Anche perché il raggio di azione di questi esseri (ad onta di quanto propagandato da certo complottismo) non è di natura socio-politica ma interiore: assediano la roccaforte del nostro Io, che non è chiuso in se stesso ma aperto verso l’alto e il basso, ci dice Wilson, ripetendo una sapienza comune a tradizioni assai eterogenee. Nulla di strano, insomma, non fosse per il fatto che a partire dall’Ottocento «l’io inferiore dell’uomo sembra ricevere un sostegno artificiale dall’esterno». E questo sostegno non si elimina con mezzi materiali, ma tramite un rinnovamento interiore. I romantici del XIX secolo affermavano a ragion veduta che gli uomini sono simili a dèi e dispongono di forze che normalmente ignorano. Ed essere simili agli dèi significa dominare le circostanze, senza esserne schiavi. Ebbene, se l’uomo se ne liberasse per un solo istante, «si renderebbe conto all’improvviso di avere poteri interiori al cui confronto la bomba all’idrogeno fa la figura di una candela». Diventerebbe «un abitatore del mondo della mente, così come ora è un abitatore della Terra», navigherebbe nei propri domini interiori come gli antichi esploratori si gettavano a capofitto in territori sconosciuti, «scoprirebbe di avere molti “io” e comprenderebbe che i suoi “io” superiori sono ciò che i suoi antenati avrebbero chiamato divinità».

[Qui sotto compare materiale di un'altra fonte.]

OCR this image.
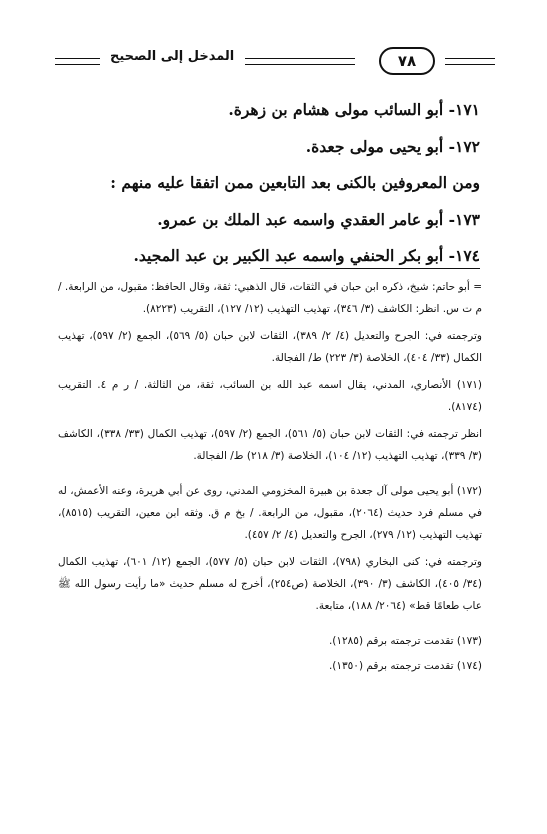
المدخل إلى الصحيح	٧٨

١٧١- أبو السائب مولى هشام بن زهرة.

١٧٢- أبو يحيى مولى جعدة.

ومن المعروفين بالكنى بعد التابعين ممن اتفقا عليه منهم :

١٧٣- أبو عامر العقدي واسمه عبد الملك بن عمرو.

١٧٤- أبو بكر الحنفي واسمه عبد الكبير بن عبد المجيد.

= أبو حاتم: شيخ، ذكره ابن حبان في الثقات، قال الذهبي: ثقة، وقال الحافظ: مقبول، من الرابعة. / م ت س. انظر: الكاشف (٣/ ٣٤٦)، تهذيب التهذيب (١٢/ ١٢٧)، التقريب (٨٢٢٣).

وترجمته في: الجرح والتعديل (٤/ ٢/ ٣٨٩)، الثقات لابن حبان (٥/ ٥٦٩)، الجمع (٢/ ٥٩٧)، تهذيب الكمال (٣٣/ ٤٠٤)، الخلاصة (٣/ ٢٢٣) ط/ الفجالة.

(١٧١) الأنصاري، المدني، يقال اسمه عبد الله بن السائب، ثقة، من الثالثة. / ر م ٤. التقريب (٨١٧٤).

انظر ترجمته في: الثقات لابن حبان (٥/ ٥٦١)، الجمع (٢/ ٥٩٧)، تهذيب الكمال (٣٣/ ٣٣٨)، الكاشف (٣/ ٣٣٩)، تهذيب التهذيب (١٢/ ١٠٤)، الخلاصة (٣/ ٢١٨) ط/ الفجالة.

(١٧٢) أبو يحيى مولى آل جعدة بن هبيرة المخزومي المدني، روى عن أبي هريرة، وعنه الأعمش، له في مسلم فرد حديث (٢٠٦٤)، مقبول، من الرابعة. / بخ م ق. وثقه ابن معين، التقريب (٨٥١٥)، تهذيب التهذيب (١٢/ ٢٧٩)، الجرح والتعديل (٤/ ٢/ ٤٥٧).

وترجمته في: كنى البخاري (٧٩٨)، الثقات لابن حبان (٥/ ٥٧٧)، الجمع (١٢/ ٦٠١)، تهذيب الكمال (٣٤/ ٤٠٥)، الكاشف (٣/ ٣٩٠)، الخلاصة (ص٢٥٤)، أخرج له مسلم حديث «ما رأيت رسول الله ﷺ عاب طعامًا قط» (٢٠٦٤/ ١٨٨)، متابعة.

(١٧٣) تقدمت ترجمته برقم (١٢٨٥).

(١٧٤) تقدمت ترجمته برقم (١٣٥٠).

Una prospettiva grandiosa, benché non priva di tratti chiaroscurali. Come sembrano adombrare queste pagine, siamo davvero certi che l’umanità sia pronta a compiere questo balzo in avanti? In caso negativo, l’azione dei parassiti potrebbe essere addirittura salvifica, mantenendo in essere la finzione della civiltà. «La civiltà è una congiura», «la storia è una trappola»: d’accordo, ma quanti saprebbero metabolizzare tale conoscenza?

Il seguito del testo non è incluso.